A dispute between the U.S. and South Korea over the South’s plan to open a liaison office in the Kaesong Industrial Complex inside North Korea near the truce village of Panmunjom shows deepening differences between the U.S. and South Korea. The complex was shut down nearly three years ago by Moon’s conservative predecessor, Park Geun-hye, the ex-president who’s now in jail on massive corruption charges.
American officials, reluctant to confront Moon and his top advisers, are saying allocation of funds needed to open and maintain such an office would represent a serious violation of sanctions. The South Koreans say the money going into North Korea would only be used to maintain the office but, in a concession to the U.S., are now “reviewing” the idea.
Americans are also saying that Moon is playing into North Korean hands by building up his impending summit with Kim, talking about inviting national assembly members to accompany him..

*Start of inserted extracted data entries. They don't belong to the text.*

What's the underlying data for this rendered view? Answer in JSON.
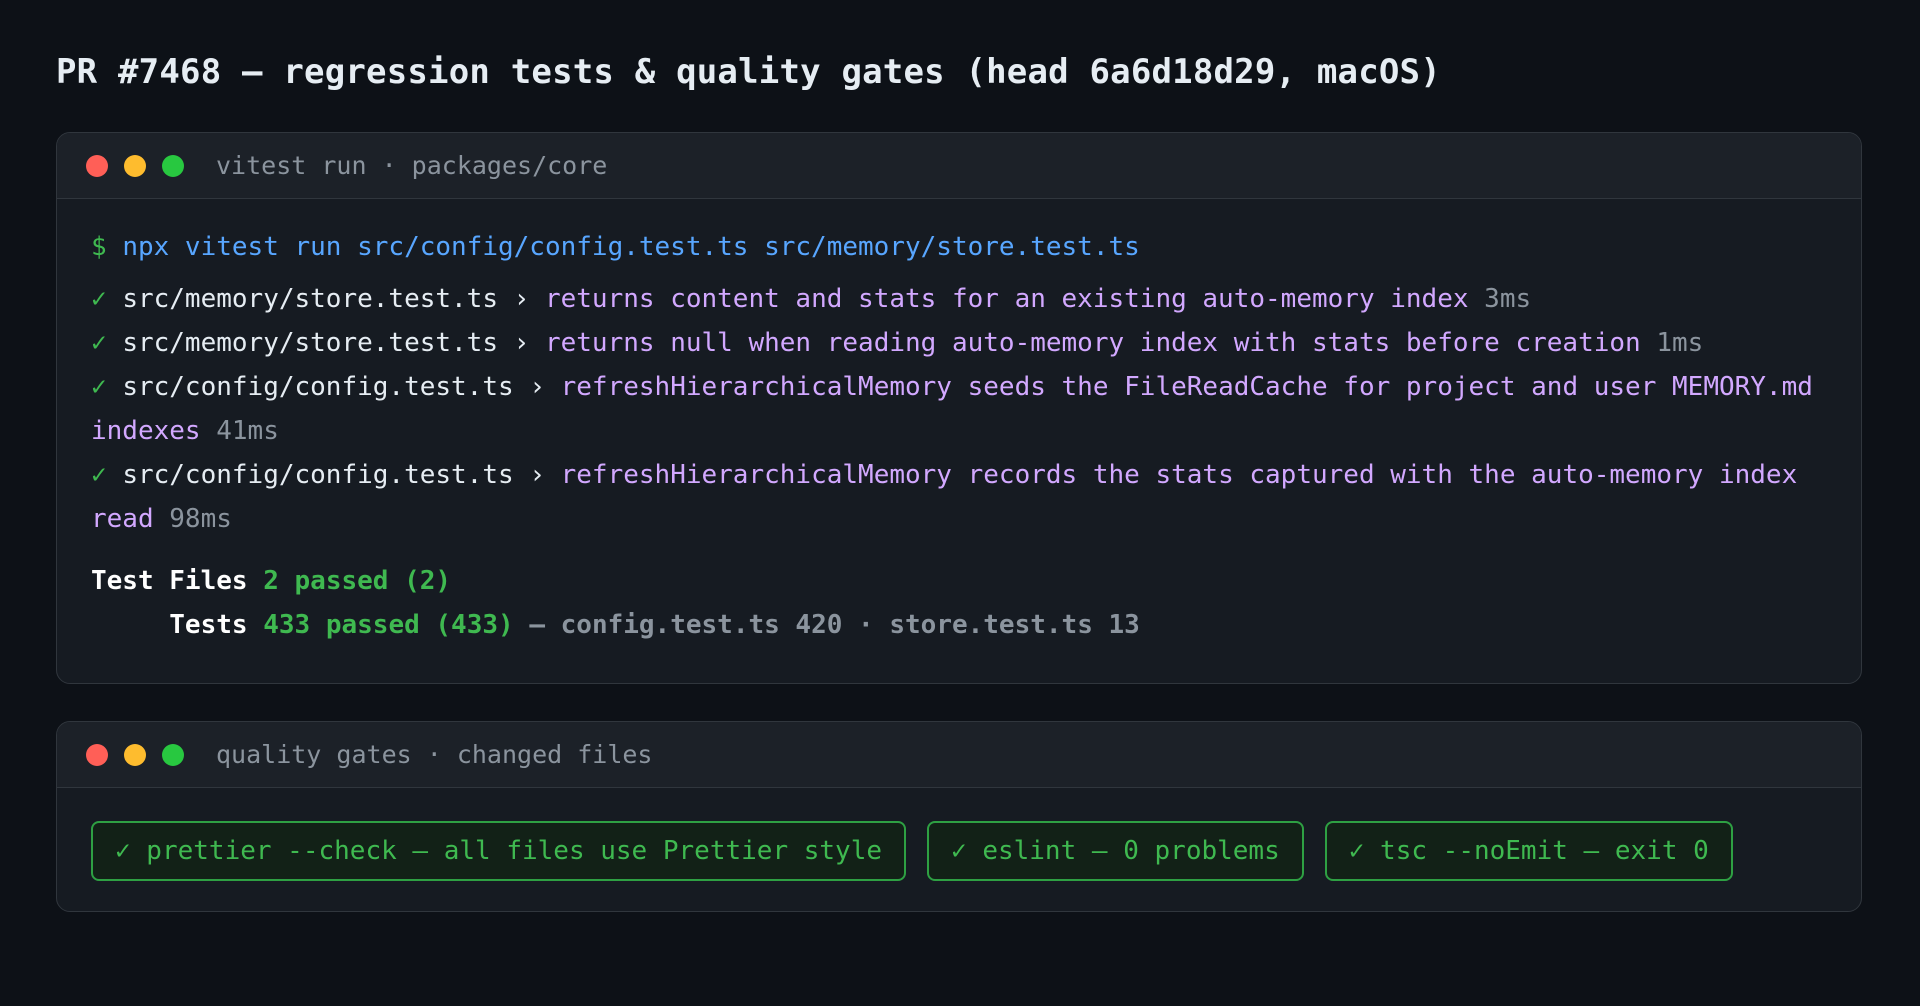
{
  "page": {
    "title": "PR #7468 — regression tests & quality gates (head 6a6d18d29, macOS)"
  },
  "tests_panel": {
    "title": "vitest run · packages/core",
    "prompt": "$",
    "command": "npx vitest run src/config/config.test.ts src/memory/store.test.ts",
    "results": [
      {
        "mark": "✓",
        "file": "src/memory/store.test.ts",
        "sep": "›",
        "name": "returns content and stats for an existing auto-memory index",
        "duration": "3ms"
      },
      {
        "mark": "✓",
        "file": "src/memory/store.test.ts",
        "sep": "›",
        "name": "returns null when reading auto-memory index with stats before creation",
        "duration": "1ms"
      },
      {
        "mark": "✓",
        "file": "src/config/config.test.ts",
        "sep": "›",
        "name": "refreshHierarchicalMemory seeds the FileReadCache for project and user MEMORY.md indexes",
        "duration": "41ms"
      },
      {
        "mark": "✓",
        "file": "src/config/config.test.ts",
        "sep": "›",
        "name": "refreshHierarchicalMemory records the stats captured with the auto-memory index read",
        "duration": "98ms"
      }
    ],
    "summary": {
      "files_label": "Test Files",
      "files_value": "2 passed (2)",
      "tests_label": "Tests",
      "tests_value": "433 passed (433)",
      "tests_detail": "— config.test.ts 420 · store.test.ts 13"
    }
  },
  "gates_panel": {
    "title": "quality gates · changed files",
    "gates": [
      "✓ prettier --check — all files use Prettier style",
      "✓ eslint — 0 problems",
      "✓ tsc --noEmit — exit 0"
    ]
  },
  "colors": {
    "background": "#0d1117",
    "panel": "#161b22",
    "pass_green": "#3fb950",
    "command_blue": "#58a6ff",
    "test_name_purple": "#d2a8ff",
    "muted_gray": "#8b949e"
  }
}
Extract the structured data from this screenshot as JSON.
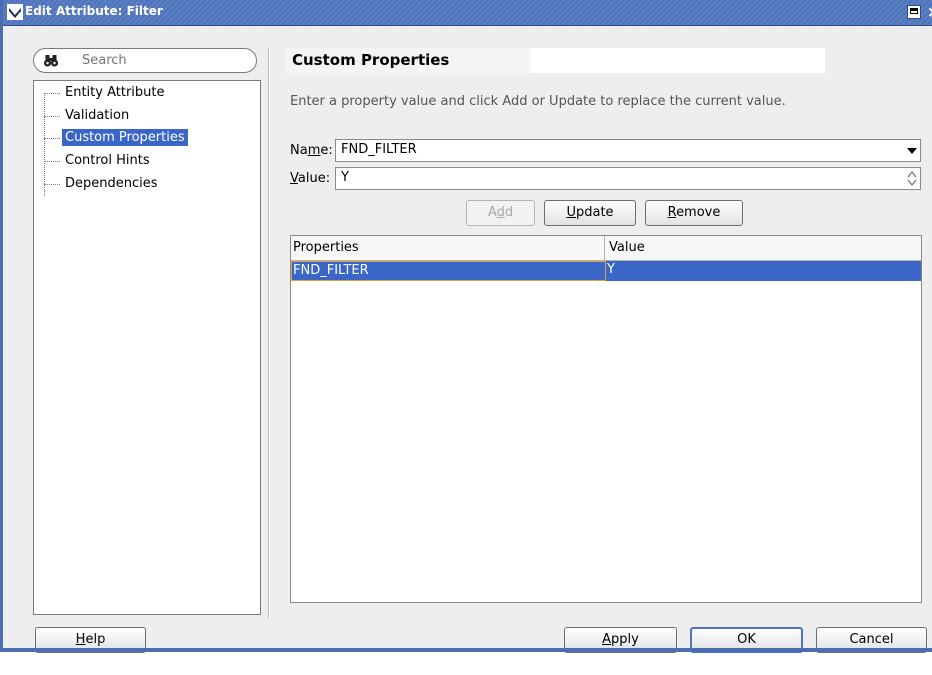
{
  "window": {
    "title": "Edit Attribute: Filter"
  },
  "search": {
    "placeholder": "Search"
  },
  "nav": {
    "items": [
      {
        "label": "Entity Attribute",
        "selected": false
      },
      {
        "label": "Validation",
        "selected": false
      },
      {
        "label": "Custom Properties",
        "selected": true
      },
      {
        "label": "Control Hints",
        "selected": false
      },
      {
        "label": "Dependencies",
        "selected": false
      }
    ]
  },
  "content": {
    "section_title": "Custom Properties",
    "instructions": "Enter a property value and click Add or Update to replace the current value.",
    "name_label_pre": "Na",
    "name_label_u": "m",
    "name_label_post": "e:",
    "name_value": "FND_FILTER",
    "value_label_u": "V",
    "value_label_post": "alue:",
    "value_value": "Y",
    "buttons": {
      "add": {
        "pre": "A",
        "u": "d",
        "post": "d",
        "enabled": false
      },
      "update": {
        "u": "U",
        "post": "pdate"
      },
      "remove": {
        "u": "R",
        "post": "emove"
      }
    },
    "table": {
      "columns": [
        "Properties",
        "Value"
      ],
      "rows": [
        {
          "property": "FND_FILTER",
          "value": "Y",
          "selected": true
        }
      ]
    }
  },
  "footer": {
    "help": {
      "u": "H",
      "post": "elp"
    },
    "apply": {
      "u": "A",
      "post": "pply"
    },
    "ok": "OK",
    "cancel": "Cancel"
  },
  "colors": {
    "titlebar": "#5c7fc4",
    "selection": "#3a66c8",
    "focus_outline": "#e0a040"
  },
  "icons": {
    "title_menu": "chevron-down-icon",
    "maximize": "maximize-icon",
    "close": "close-icon",
    "search": "binoculars-icon",
    "dropdown": "dropdown-arrow-icon",
    "spinner": "spinner-icon"
  }
}
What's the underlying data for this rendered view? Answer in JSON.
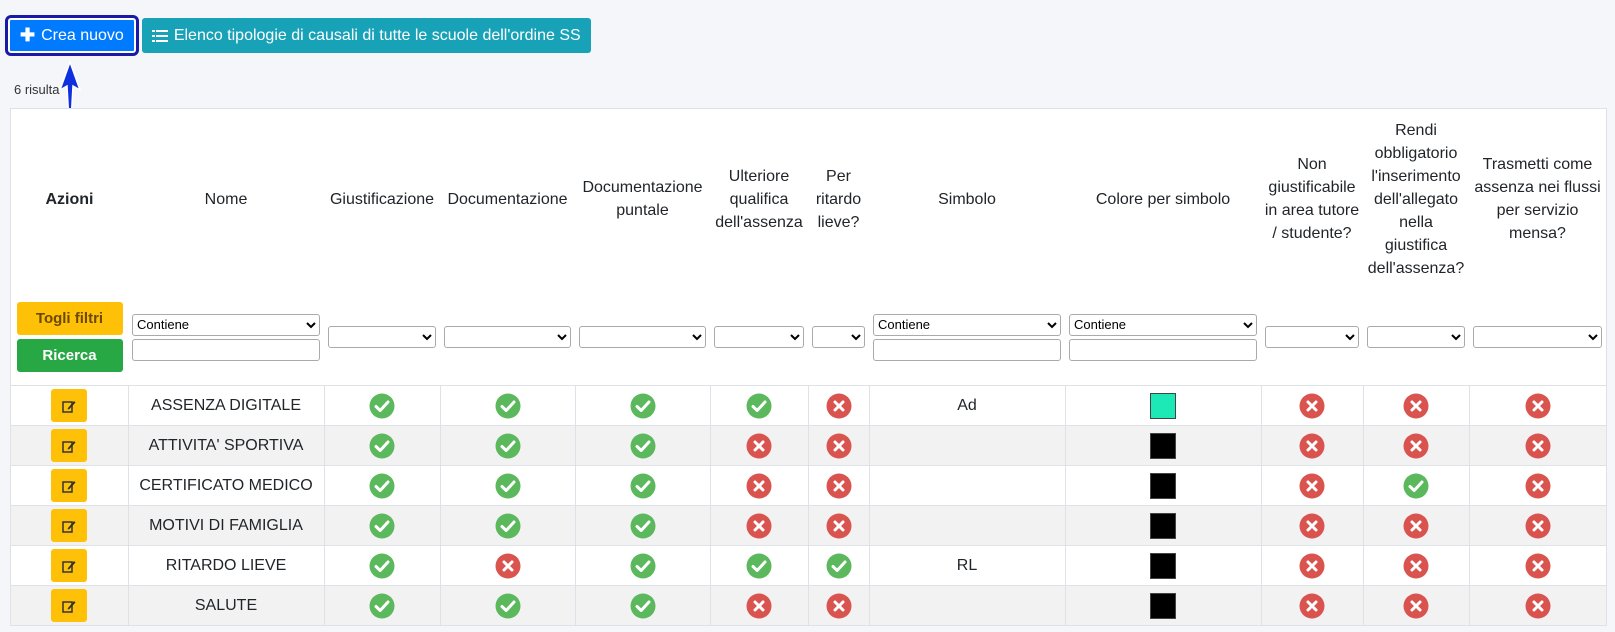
{
  "toolbar": {
    "create_label": "Crea nuovo",
    "list_label": "Elenco tipologie di causali di tutte le scuole dell'ordine SS"
  },
  "results_count": "6 risulta",
  "headers": [
    "Azioni",
    "Nome",
    "Giustificazione",
    "Documentazione",
    "Documentazione puntale",
    "Ulteriore qualifica dell'assenza",
    "Per ritardo lieve?",
    "Simbolo",
    "Colore per simbolo",
    "Non giustificabile in area tutore / studente?",
    "Rendi obbligatorio l'inserimento dell'allegato nella giustifica dell'assenza?",
    "Trasmetti come assenza nei flussi per servizio mensa?"
  ],
  "filters": {
    "clear_label": "Togli filtri",
    "search_label": "Ricerca",
    "contains_option": "Contiene"
  },
  "rows": [
    {
      "name": "ASSENZA DIGITALE",
      "giust": true,
      "doc": true,
      "docp": true,
      "ult": true,
      "rit": false,
      "simbolo": "Ad",
      "colore": "#1de9b6",
      "nongiust": false,
      "allegato": false,
      "mensa": false
    },
    {
      "name": "ATTIVITA' SPORTIVA",
      "giust": true,
      "doc": true,
      "docp": true,
      "ult": false,
      "rit": false,
      "simbolo": "",
      "colore": "#000000",
      "nongiust": false,
      "allegato": false,
      "mensa": false
    },
    {
      "name": "CERTIFICATO MEDICO",
      "giust": true,
      "doc": true,
      "docp": true,
      "ult": false,
      "rit": false,
      "simbolo": "",
      "colore": "#000000",
      "nongiust": false,
      "allegato": true,
      "mensa": false
    },
    {
      "name": "MOTIVI DI FAMIGLIA",
      "giust": true,
      "doc": true,
      "docp": true,
      "ult": false,
      "rit": false,
      "simbolo": "",
      "colore": "#000000",
      "nongiust": false,
      "allegato": false,
      "mensa": false
    },
    {
      "name": "RITARDO LIEVE",
      "giust": true,
      "doc": false,
      "docp": true,
      "ult": true,
      "rit": true,
      "simbolo": "RL",
      "colore": "#000000",
      "nongiust": false,
      "allegato": false,
      "mensa": false
    },
    {
      "name": "SALUTE",
      "giust": true,
      "doc": true,
      "docp": true,
      "ult": false,
      "rit": false,
      "simbolo": "",
      "colore": "#000000",
      "nongiust": false,
      "allegato": false,
      "mensa": false
    }
  ],
  "colors": {
    "check": "#5cb85c",
    "cross": "#d9534f"
  }
}
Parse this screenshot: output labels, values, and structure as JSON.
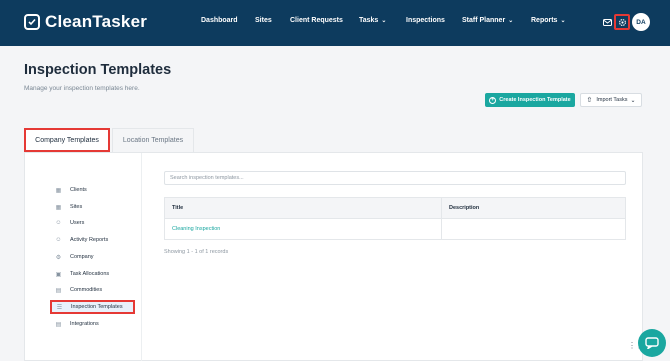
{
  "brand": {
    "name": "CleanTasker"
  },
  "nav": {
    "items": [
      {
        "label": "Dashboard",
        "dropdown": false
      },
      {
        "label": "Sites",
        "dropdown": false
      },
      {
        "label": "Client Requests",
        "dropdown": false
      },
      {
        "label": "Tasks",
        "dropdown": true
      },
      {
        "label": "Inspections",
        "dropdown": false
      },
      {
        "label": "Staff Planner",
        "dropdown": true
      },
      {
        "label": "Reports",
        "dropdown": true
      }
    ],
    "icons": [
      "mail-icon",
      "gear-icon"
    ],
    "avatar_initials": "DA"
  },
  "page": {
    "title": "Inspection Templates",
    "subtitle": "Manage your inspection templates here."
  },
  "actions": {
    "create_label": "Create Inspection Template",
    "import_label": "Import Tasks"
  },
  "tabs": [
    {
      "label": "Company Templates",
      "active": true
    },
    {
      "label": "Location Templates",
      "active": false
    }
  ],
  "sidebar": {
    "items": [
      {
        "label": "Clients",
        "icon": "building-icon"
      },
      {
        "label": "Sites",
        "icon": "building-icon"
      },
      {
        "label": "Users",
        "icon": "users-icon"
      },
      {
        "label": "Activity Reports",
        "icon": "user-activity-icon"
      },
      {
        "label": "Company",
        "icon": "gear-icon"
      },
      {
        "label": "Task Allocations",
        "icon": "calendar-icon"
      },
      {
        "label": "Commodities",
        "icon": "document-icon"
      },
      {
        "label": "Inspection Templates",
        "icon": "checklist-icon",
        "active": true
      },
      {
        "label": "Integrations",
        "icon": "document-icon"
      }
    ]
  },
  "search": {
    "placeholder": "Search inspection templates...",
    "value": ""
  },
  "table": {
    "headers": [
      "Title",
      "Description"
    ],
    "rows": [
      {
        "title": "Cleaning Inspection",
        "description": ""
      }
    ]
  },
  "records_text": "Showing 1 - 1 of 1 records",
  "colors": {
    "nav_bg": "#0d3b5e",
    "accent": "#1aa7a0",
    "highlight": "#e53935"
  }
}
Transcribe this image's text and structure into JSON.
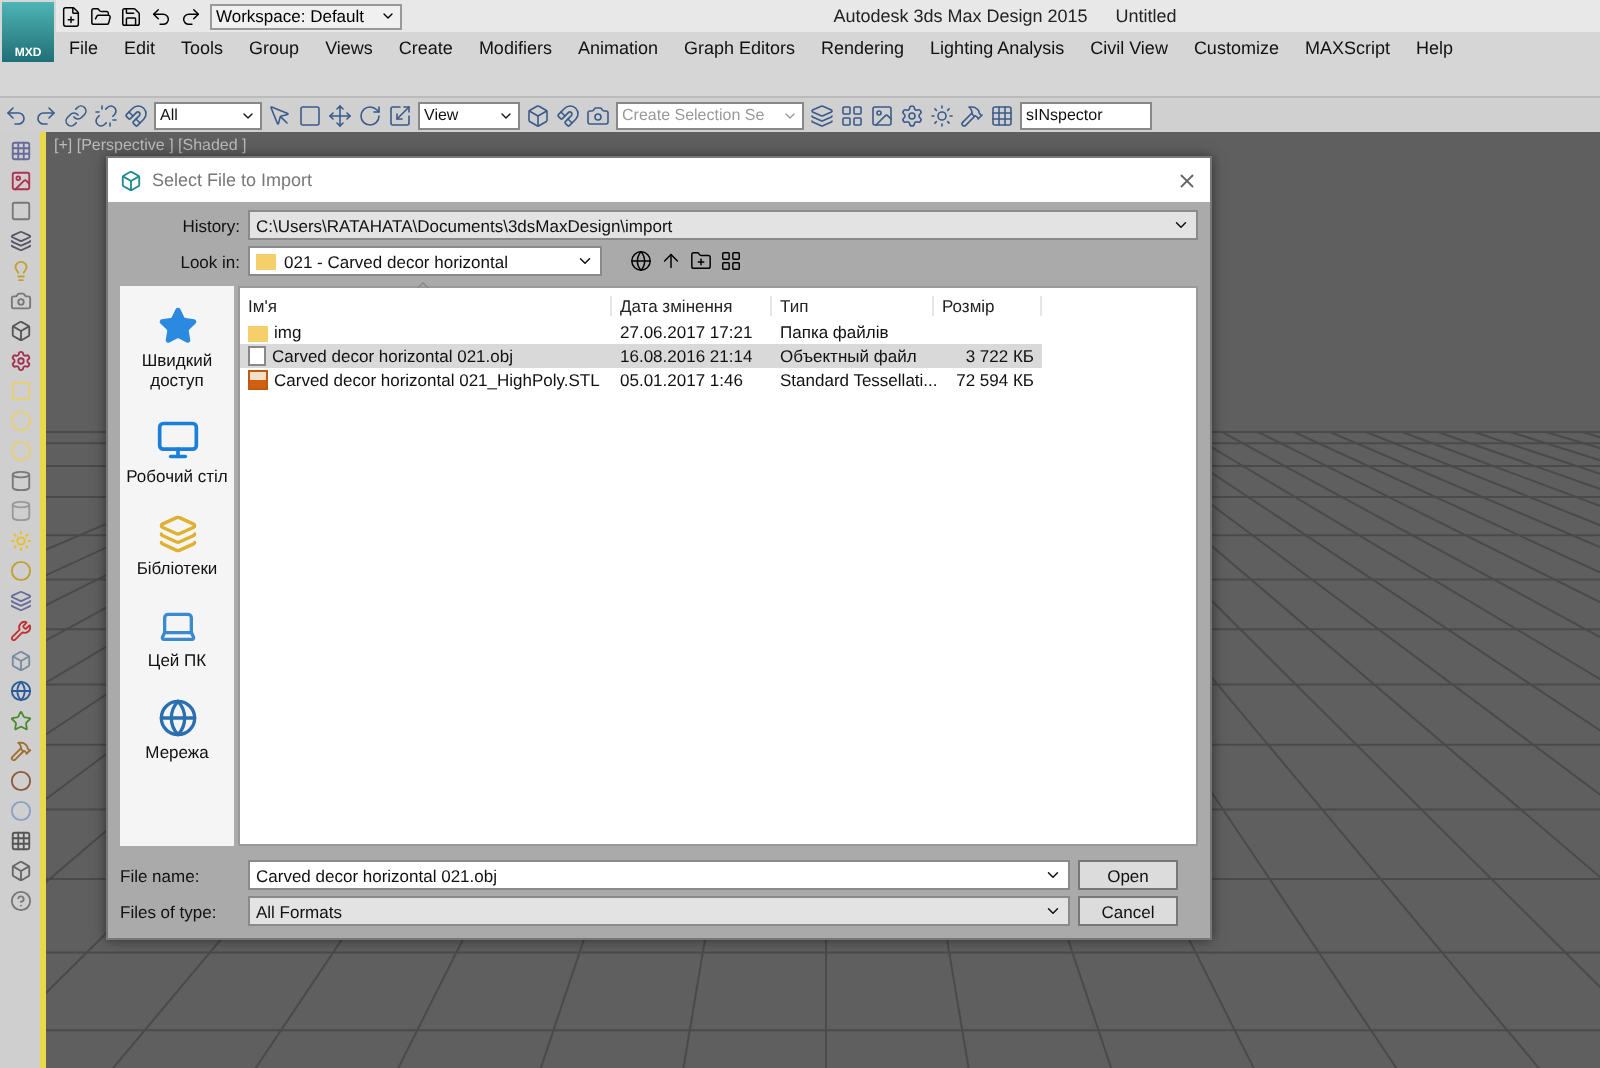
{
  "title_bar": {
    "app_badge": "MXD",
    "workspace": "Workspace: Default",
    "title": "Autodesk 3ds Max Design 2015",
    "document": "Untitled"
  },
  "menu": [
    "File",
    "Edit",
    "Tools",
    "Group",
    "Views",
    "Create",
    "Modifiers",
    "Animation",
    "Graph Editors",
    "Rendering",
    "Lighting Analysis",
    "Civil View",
    "Customize",
    "MAXScript",
    "Help"
  ],
  "toolbar": {
    "selection_filter": "All",
    "reference_coord": "View",
    "named_selection_placeholder": "Create Selection Se",
    "inspector": "sINspector"
  },
  "viewport": {
    "label": "[+] [Perspective ] [Shaded ]"
  },
  "dialog": {
    "title": "Select File to Import",
    "history_label": "History:",
    "history_value": "C:\\Users\\RATAHATA\\Documents\\3dsMaxDesign\\import",
    "look_in_label": "Look in:",
    "look_in_value": "021 - Carved decor horizontal",
    "places": [
      {
        "kind": "quick",
        "label": "Швидкий доступ"
      },
      {
        "kind": "desktop",
        "label": "Робочий стіл"
      },
      {
        "kind": "libraries",
        "label": "Бібліотеки"
      },
      {
        "kind": "pc",
        "label": "Цей ПК"
      },
      {
        "kind": "network",
        "label": "Мережа"
      }
    ],
    "columns": [
      "Ім'я",
      "Дата змінення",
      "Тип",
      "Розмір"
    ],
    "rows": [
      {
        "kind": "folder",
        "selected": false,
        "name": "img",
        "date": "27.06.2017 17:21",
        "type": "Папка файлів",
        "size": ""
      },
      {
        "kind": "file",
        "selected": true,
        "name": "Carved decor horizontal 021.obj",
        "date": "16.08.2016 21:14",
        "type": "Объектный файл",
        "size": "3 722 КБ"
      },
      {
        "kind": "stl",
        "selected": false,
        "name": "Carved decor horizontal 021_HighPoly.STL",
        "date": "05.01.2017 1:46",
        "type": "Standard Tessellati...",
        "size": "72 594 КБ"
      }
    ],
    "file_name_label": "File name:",
    "file_name_value": "Carved decor horizontal 021.obj",
    "file_type_label": "Files of type:",
    "file_type_value": "All Formats",
    "buttons": [
      "Open",
      "Cancel"
    ]
  }
}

The timing of Moon’s mission to Pyongyang will be tricky. There’s been no firm date set, but it’s likely to be after September 9, the holiday on which North Koreans celebrate the 70th anniversary of the founding of the DPRK with a massive military parade showing off a panoply of missiles and other hardware. The summit should also be timed before the U.N. General Assembly in New York later in September in case Kim wants to go there to address the same body of world leaders who heard Trump denounce him a year ago as “little rocket man” for his threats to fire nuclear-tipped missiles at the U.S.
Top U.S. officials play up the historic U.S.-South Korean alliance as though nothing could go wrong. “This alliance is more than a partnership or friendship,” the new U.S. ambassador, Harry Harris, a retired admiral who previously commanded U.S. forces in the Pacific, told a gathering in Seoul. “It’s a camaraderie that has lasted for generations and will continue for generations to come. I look forward to bolstering our alliance, the linchpin of our security in Asia.”
Those words, however, ring a little hollow in an atmosphere of pervasive doubts about the relationship. “It is political games that they are playing,” says Signe Poulsen, Korean representative of the U.N. Office of High Commissioner for Human Rights. “These reunions are something tragic, something North Korea knows South Korea really wants. It becomes a bargaining tool when it should never be.”
U.S. policy-makers, notably National Security Advisor John Bolton, see a peace declaration such as the one demanded in the recent North Korean letter as a step toward a peace treaty – to be followed by demands for withdrawal of most of the 28,500 U.S. troops in Korea and dissolution of the U.N. Command under which the U.S. and South Korea, along with contingents from 16 other nations, waged the Korean War.
Gen. Vincent Brooks, commander of U.S. Forces Korea as well as the U.N. command, said in answer to my question when he talked recently at the Seoul Foreign Correspondents’ Club that the meaning of such a declaration “has to be understood in advance” and “there are elements we have not worked out” – presumably including the future of the U.N. Command set up at the outset of the Korean War.
In the great game of North-South relations, Gen. Brooks looks back on his 28 months as commander of U.N. Forces Korea and the U.N. Command as “a roller coaster ride” in which he could “never be completely certain what will come the next day.”
Brooks tries to take the broad view. “It’s important to have some degree of empathy as to where my adversary is coming from,” he told a gathering at the Seoul Foreign Correspondents’ Club. “I seek to understand why North Korea is doing what it’s doing.”